Foreign Financing and The American Economy

What many in the financial community are overlooking
The American economy is financed by foreign nations in ways that do not draw headlines, but do warrant further examination. Here is a breakdown of four foreign investment strategies in America and their potential objectives that many media outlets have overlooked:

1) Direct purchase of US Treasuries – This is not only for the return or safety, as many would naively assume, but to create leverage over our policies, artificially suppress our interest rates to suppress savings and keep our currency artificially strong to suppress our exports and reward consumer spending on imports.

Though these foreign countries are able to crash our currency by cutting their loans to us, which we depend on, it makes no sense for them to do that now. They need time to take all of the dollars out, but then slowly convert them into tangible assets while the dollar still has strength and is still a recognized medium for exchange.

2) Purchase of other US Assets – A massive inflow of foreign capital for acquisition of real estate, equities, and other assets has led to a net $2.6 trillion deficit in our overall international investment position – recent examples include Chinese direct financing of US subprime housing debt.

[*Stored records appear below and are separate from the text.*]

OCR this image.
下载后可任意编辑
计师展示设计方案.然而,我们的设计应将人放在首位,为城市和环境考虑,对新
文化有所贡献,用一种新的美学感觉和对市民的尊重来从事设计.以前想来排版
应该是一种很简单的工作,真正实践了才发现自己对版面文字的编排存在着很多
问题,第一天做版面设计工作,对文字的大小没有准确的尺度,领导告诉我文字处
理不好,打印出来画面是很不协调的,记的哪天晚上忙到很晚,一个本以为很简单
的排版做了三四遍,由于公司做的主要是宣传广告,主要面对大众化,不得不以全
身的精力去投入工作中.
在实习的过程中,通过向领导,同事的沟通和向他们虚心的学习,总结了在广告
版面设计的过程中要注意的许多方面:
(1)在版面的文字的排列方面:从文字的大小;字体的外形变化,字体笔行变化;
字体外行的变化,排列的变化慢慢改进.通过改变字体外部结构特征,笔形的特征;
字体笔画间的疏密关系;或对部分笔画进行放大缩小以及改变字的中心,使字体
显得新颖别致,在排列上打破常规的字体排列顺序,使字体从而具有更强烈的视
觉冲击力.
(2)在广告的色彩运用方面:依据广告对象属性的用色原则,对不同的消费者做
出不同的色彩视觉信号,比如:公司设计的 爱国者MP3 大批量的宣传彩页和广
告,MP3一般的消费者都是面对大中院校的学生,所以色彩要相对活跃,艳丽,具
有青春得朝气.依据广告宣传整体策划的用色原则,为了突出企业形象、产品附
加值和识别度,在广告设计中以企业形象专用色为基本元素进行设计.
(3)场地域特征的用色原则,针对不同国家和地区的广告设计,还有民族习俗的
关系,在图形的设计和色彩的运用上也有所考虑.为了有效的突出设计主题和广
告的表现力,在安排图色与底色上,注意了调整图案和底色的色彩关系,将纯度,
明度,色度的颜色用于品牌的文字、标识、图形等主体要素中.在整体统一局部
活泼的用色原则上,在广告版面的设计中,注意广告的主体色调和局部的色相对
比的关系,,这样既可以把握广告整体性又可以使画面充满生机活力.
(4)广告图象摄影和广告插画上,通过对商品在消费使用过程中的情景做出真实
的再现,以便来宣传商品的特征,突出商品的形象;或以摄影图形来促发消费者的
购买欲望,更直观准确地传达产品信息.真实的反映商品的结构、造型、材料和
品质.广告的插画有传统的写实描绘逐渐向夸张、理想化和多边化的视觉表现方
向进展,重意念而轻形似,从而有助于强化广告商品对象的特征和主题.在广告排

3) Continual Financing of US Trade Deficit – This investment continues to fund our
massive trade deficits, causing U.S. consumption of foreign products to continue unabated which forces American industry, unable to compete with Chinese wage rates and Japan’s technology, to fold.

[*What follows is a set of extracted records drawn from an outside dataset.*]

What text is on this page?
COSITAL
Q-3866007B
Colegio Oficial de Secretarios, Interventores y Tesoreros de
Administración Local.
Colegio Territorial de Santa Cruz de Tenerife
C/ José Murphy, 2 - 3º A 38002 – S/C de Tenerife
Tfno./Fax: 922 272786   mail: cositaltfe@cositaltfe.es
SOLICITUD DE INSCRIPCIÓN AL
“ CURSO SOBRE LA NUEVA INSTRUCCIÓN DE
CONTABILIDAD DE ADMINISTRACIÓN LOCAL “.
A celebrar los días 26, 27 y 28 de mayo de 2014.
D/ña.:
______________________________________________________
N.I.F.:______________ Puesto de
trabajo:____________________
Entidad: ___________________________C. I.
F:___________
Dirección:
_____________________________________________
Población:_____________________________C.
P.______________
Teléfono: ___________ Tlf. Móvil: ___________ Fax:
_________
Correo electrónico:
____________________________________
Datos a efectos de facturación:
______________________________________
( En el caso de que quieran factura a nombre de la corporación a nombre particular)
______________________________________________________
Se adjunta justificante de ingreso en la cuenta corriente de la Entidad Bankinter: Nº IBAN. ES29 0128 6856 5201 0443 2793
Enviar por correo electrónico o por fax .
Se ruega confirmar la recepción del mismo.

4) “Carry Trade” – By maintaining a near-zero short-term interest rate and maintaining an artificially low currency, Japan invites foreign borrowers in at a near zero rate which these barrowers then use to lend at higher rates – i.e. borrow at near zero in Japan and lend in Europe at +4%. This is a “no-brainer” unless the yen appreciates.

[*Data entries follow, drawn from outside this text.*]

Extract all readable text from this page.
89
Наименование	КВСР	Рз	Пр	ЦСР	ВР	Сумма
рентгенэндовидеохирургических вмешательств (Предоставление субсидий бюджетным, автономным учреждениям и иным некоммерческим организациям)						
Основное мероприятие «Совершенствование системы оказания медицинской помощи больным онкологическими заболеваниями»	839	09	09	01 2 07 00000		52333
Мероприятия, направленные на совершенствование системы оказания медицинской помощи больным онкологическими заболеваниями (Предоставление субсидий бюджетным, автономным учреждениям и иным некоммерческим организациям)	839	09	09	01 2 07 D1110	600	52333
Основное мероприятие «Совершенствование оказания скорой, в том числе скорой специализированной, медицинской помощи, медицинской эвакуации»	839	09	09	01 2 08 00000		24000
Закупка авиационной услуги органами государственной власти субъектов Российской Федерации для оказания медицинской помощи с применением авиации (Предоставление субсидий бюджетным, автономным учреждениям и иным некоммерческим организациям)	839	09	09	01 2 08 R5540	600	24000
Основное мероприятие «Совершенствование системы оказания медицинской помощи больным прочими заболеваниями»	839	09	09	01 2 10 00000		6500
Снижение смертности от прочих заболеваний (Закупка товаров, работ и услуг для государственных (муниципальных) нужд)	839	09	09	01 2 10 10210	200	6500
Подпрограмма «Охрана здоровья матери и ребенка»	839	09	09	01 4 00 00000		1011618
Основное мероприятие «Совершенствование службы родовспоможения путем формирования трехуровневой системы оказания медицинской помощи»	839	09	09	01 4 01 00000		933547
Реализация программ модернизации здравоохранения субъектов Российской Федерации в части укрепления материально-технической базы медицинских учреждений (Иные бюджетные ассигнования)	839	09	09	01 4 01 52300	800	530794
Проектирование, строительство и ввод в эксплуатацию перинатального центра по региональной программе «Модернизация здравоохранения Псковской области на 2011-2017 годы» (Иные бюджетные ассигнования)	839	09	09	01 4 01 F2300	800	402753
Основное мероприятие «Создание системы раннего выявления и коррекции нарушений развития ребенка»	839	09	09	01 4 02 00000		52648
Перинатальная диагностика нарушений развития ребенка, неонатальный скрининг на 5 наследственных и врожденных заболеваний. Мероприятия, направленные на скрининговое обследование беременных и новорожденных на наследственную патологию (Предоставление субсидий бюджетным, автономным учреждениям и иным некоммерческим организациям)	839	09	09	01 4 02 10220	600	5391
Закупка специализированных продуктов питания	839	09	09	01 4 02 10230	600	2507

It seems billions of dollars of hedge fund capital is involved in this trade (they would be stupid not to – most hedge fund managers have downside protection because it’s mostly other peoples money). This money is then used to buoy U.S. equities, etc. The danger is however, if Japan’s currency increases by just a few percent, these trades will evaporate and billions of U.S. market value could be exposed to massive losses.

One could certainly attempt to argue that the US economy is “strong enough” to withstand elimination of any or all of these factors over a long period. However, no meaningful analysis of the performance of the US economy over the past 10 to 20 years would be complete without considering the impact of these factors.

Hopefully the media will soon take notice.